Hexagram 61 'Inner Truth' in the I Ching. One of 64 archetypes underlying Human Design.
Hexagram 61: Inner Truth
The Shape of Genuine Influence
Hexagram 61, called Zhong Fu (中孚) or Inner Truth, stacks Wind above Lake. Wind moves on the surface of water without touching the depths below. The image captures how real conviction works: it does not grip or demand. It moves across others the way wind moves across still water, setting everything in quiet motion.
The character 孚 carries a double meaning — both hatched egg and trust. An unhatched egg is a promise about to become real, held inside its shell. Something unborn but credible, and therefore safe to count on. Hexagram 61 is the energy of that promise: a sincerity not yet spoken aloud, but felt.

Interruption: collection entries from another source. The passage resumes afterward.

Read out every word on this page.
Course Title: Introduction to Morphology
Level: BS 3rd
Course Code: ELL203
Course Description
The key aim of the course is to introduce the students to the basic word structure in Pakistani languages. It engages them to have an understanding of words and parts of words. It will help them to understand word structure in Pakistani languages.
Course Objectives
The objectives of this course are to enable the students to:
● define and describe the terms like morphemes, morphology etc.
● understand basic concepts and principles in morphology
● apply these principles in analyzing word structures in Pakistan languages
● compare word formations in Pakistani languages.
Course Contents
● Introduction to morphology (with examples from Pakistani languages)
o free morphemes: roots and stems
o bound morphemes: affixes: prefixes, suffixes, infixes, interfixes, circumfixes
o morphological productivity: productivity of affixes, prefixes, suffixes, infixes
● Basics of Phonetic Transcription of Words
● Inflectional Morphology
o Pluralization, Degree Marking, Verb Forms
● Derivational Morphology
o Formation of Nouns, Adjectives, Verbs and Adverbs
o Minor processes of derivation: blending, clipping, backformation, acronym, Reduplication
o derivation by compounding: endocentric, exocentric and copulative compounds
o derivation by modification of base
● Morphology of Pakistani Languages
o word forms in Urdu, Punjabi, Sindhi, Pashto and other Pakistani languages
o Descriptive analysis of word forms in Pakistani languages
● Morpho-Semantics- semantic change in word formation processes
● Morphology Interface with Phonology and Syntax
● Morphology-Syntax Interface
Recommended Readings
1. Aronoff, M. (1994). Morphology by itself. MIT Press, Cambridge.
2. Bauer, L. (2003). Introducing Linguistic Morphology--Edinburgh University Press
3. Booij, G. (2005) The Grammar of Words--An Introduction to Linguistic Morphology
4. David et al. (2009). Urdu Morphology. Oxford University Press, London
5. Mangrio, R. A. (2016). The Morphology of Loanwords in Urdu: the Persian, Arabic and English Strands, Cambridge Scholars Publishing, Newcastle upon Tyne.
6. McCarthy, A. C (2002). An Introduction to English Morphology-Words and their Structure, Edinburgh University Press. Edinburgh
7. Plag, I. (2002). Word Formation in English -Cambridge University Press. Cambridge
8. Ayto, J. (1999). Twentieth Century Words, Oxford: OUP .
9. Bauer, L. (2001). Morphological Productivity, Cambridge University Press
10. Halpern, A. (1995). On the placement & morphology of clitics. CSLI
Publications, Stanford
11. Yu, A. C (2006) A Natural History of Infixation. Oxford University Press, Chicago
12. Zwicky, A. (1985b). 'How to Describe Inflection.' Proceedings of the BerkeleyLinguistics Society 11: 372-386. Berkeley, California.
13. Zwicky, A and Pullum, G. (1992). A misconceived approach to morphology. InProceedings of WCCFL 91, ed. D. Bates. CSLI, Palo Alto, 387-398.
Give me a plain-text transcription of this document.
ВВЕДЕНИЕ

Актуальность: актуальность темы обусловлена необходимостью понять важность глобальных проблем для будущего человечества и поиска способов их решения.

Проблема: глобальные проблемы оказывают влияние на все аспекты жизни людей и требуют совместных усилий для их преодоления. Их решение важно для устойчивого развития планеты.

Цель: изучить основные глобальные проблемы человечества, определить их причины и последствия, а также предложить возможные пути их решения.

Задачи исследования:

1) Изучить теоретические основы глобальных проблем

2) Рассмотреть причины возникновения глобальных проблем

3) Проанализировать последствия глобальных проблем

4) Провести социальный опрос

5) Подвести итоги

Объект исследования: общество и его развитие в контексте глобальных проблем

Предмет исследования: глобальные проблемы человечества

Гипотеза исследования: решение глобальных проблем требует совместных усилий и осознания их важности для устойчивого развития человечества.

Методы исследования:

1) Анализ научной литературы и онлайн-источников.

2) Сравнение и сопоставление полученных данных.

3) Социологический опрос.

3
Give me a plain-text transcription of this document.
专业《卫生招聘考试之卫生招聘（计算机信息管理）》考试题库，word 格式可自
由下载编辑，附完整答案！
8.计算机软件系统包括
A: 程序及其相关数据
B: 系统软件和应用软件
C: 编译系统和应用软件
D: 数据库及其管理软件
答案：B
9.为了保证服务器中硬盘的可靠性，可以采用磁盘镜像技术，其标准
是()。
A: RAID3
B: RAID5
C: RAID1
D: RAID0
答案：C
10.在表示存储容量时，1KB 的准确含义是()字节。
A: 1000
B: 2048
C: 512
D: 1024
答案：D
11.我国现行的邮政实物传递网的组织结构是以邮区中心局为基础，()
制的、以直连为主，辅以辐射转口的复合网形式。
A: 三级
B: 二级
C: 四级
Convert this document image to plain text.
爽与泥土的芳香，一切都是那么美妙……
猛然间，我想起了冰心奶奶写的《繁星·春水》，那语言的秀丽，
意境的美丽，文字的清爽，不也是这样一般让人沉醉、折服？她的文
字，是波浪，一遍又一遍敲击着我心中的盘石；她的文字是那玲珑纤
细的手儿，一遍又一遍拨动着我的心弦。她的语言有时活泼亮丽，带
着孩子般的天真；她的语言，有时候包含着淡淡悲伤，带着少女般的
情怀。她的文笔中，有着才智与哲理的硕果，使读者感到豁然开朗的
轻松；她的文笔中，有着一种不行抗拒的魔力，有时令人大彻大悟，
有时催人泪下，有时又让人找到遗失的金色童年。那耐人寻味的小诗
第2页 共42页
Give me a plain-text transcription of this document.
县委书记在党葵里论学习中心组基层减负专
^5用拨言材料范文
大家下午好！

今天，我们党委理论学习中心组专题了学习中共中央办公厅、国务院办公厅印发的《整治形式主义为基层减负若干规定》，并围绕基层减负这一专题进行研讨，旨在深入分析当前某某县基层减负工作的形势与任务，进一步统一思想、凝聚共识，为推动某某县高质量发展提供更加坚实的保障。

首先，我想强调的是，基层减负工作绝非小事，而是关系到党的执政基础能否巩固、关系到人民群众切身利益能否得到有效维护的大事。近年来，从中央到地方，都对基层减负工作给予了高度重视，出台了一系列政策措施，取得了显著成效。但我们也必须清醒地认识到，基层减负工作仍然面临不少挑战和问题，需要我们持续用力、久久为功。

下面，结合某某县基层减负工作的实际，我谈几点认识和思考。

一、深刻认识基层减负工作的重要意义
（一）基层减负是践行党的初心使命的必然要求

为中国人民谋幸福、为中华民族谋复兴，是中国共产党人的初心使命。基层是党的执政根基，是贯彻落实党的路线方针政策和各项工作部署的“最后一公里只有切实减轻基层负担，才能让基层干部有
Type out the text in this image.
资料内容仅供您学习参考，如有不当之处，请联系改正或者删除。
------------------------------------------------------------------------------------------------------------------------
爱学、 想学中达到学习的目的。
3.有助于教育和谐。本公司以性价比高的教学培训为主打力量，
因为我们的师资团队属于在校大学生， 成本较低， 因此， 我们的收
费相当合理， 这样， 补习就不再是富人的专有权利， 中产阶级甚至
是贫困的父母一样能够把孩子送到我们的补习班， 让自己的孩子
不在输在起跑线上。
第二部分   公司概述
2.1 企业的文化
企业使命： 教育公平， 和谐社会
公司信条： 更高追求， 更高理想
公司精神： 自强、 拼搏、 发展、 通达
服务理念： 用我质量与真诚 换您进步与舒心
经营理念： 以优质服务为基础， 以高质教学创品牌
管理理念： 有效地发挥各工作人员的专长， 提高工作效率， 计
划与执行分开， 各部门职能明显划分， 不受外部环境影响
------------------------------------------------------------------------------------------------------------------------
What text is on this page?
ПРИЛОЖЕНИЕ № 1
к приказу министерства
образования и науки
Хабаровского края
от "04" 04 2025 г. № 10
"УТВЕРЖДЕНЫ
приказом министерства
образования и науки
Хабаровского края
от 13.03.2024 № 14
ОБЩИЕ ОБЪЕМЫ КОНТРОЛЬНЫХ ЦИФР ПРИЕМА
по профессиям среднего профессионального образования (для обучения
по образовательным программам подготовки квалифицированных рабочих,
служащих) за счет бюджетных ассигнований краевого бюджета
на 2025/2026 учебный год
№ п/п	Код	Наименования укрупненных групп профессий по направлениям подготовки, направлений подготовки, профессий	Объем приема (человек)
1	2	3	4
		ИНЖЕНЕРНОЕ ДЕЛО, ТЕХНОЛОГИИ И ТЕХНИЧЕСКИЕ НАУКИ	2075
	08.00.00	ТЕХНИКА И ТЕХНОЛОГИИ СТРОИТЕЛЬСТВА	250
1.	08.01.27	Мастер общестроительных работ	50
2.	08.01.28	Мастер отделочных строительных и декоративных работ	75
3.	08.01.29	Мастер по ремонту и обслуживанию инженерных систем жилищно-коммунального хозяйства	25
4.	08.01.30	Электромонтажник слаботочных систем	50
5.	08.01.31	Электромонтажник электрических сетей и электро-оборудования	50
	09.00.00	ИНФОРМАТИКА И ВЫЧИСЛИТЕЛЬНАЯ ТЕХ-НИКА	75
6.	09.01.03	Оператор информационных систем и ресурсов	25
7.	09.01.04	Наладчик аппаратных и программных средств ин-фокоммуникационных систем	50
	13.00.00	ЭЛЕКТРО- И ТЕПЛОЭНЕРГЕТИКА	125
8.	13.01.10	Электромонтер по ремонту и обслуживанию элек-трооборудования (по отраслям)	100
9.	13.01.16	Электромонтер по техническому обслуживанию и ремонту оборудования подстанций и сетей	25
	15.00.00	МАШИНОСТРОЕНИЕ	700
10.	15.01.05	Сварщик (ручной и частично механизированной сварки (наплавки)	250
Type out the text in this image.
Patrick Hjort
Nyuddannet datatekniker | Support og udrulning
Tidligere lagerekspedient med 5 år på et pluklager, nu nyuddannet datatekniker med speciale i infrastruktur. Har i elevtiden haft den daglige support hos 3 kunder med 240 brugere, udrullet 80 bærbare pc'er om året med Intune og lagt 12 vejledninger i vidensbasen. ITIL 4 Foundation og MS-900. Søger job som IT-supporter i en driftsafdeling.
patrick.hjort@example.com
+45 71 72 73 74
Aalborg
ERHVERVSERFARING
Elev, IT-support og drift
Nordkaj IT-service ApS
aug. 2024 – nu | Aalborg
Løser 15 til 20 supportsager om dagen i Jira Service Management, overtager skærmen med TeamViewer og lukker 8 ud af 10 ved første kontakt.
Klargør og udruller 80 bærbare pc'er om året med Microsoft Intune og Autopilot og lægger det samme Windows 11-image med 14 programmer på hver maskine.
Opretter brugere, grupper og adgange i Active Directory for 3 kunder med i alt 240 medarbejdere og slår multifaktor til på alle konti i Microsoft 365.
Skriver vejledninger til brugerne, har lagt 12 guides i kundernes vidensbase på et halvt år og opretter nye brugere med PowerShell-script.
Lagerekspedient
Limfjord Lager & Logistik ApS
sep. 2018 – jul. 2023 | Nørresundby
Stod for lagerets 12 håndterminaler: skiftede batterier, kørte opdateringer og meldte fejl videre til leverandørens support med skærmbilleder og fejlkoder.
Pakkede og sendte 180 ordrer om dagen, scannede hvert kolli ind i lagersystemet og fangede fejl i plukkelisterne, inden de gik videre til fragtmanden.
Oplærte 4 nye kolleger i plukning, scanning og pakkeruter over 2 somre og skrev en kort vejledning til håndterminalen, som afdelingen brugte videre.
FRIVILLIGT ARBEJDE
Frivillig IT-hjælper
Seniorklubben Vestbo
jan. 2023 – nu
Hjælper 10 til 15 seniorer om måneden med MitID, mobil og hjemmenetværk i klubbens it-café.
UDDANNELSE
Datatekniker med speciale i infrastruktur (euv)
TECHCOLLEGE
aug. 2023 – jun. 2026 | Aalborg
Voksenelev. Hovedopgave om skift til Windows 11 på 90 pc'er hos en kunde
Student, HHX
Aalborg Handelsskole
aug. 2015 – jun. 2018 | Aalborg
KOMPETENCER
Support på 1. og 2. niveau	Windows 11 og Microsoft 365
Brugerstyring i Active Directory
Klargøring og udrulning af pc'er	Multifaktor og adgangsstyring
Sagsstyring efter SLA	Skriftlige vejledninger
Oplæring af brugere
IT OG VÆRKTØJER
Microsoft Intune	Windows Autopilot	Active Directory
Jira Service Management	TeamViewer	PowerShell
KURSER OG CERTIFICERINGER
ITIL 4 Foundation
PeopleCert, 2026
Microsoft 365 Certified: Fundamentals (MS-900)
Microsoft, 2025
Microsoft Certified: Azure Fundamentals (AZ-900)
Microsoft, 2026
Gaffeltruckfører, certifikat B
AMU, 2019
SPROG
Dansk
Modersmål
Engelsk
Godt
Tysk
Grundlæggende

The Judgment: Empty Vessels, Full Hearts
The judgment text is unusual. It counsels "favorable in the middle, unfavorable at the ends" of the situation, and mentions pigs and fish — humble creatures that respond when approached gently. Two empty boars and a fish are mentioned. The point is not to corner them. The point is to let them come.
This hexagram rewards anything done from a true center: a contract written without hidden clauses, a conversation held without performance, a plan that comes from a real need rather than a manufactured one. It is favorable for crossing great water — meaning large transitions — when the motive is clean.
It is unfavorable for forcing the issue. Power without sincerity here is a hollow vessel, loud but resonant only with itself.
The Image: Discussing Cases to Delay Punishment
The image of wind over lake in the social realm becomes the superior person reviewing judgments in order to slow down the rush to punish. Inner truth is not abstract. It is humane. It asks: is this necessary? is this fair? The legal matters associated with this hexagram are not about victory — they are about getting to the actual situation rather than the imagined one.
Practically, this is the hexagram of pausing before reacting, of asking the second question, of writing the email you don't have to send.
The Six Lines: Sincerity in Motion
Nine in the first place is called the empty stag hollow. A stag follows its does by scent, not sight. Acting from this line means your inner direction is real but not yet tested. Pushing forward in this state is fine — the instinct is sound — but don't expect a clear map. Trust the trailing.
Six in the second place is the crane calling in the shade, and its young answering. Worthy company. The recommendation here is to seek the few people you actually feel met by. Inner truth, unlike ambition, does not scale by numbers. It scales by resonance.
Six in the third place finds a counterpart and grows restless — sometimes beating the drum, sometimes setting it down. The line warns against running hot and cold. Inner truth requires a steady pulse. Mood is not a method.
Six in the fourth place describes a moon nearly full and a horse-cart out of commission. Truth has built itself to a high point, and the vehicle for going further is broken. The teaching is to stop gracefully. There is no blame in not pushing past your natural limit. In fact, stopping is what keeps the moon from waning.
Nine in the fifth place holds genuine, unifying sincerity. This is the ruler's line — not because of rank, but because the person at this line has something that organizes others. When someone is this sincere, opposition does not need to be defeated. It just falls away.
Nine at the top is the cock crowing into heaven. Perseverance here brings misfortune. The line has been correct, but the rest has gone on too long. The hen should not announce the dawn. Sincerity, performed too loudly, becomes its opposite. A quiet thank you finishes the day better than a final trumpet does.
When You Draw This Hexagram
Ask three questions. What do I actually want? Strip away what you are supposed to want. Who do I not need to convince? Drop them from the task. Where is the drum I keep beating that no one is dancing to? Stop it.
Hexagram 61 does not ask you to perform certainty. It asks you to be certain in the egg-stage of whatever is forming, and to let the wind of your attention move gently across the surface of whoever and whatever is in front of you. When that happens, the boars and fish do come. And the water does not need to be forced.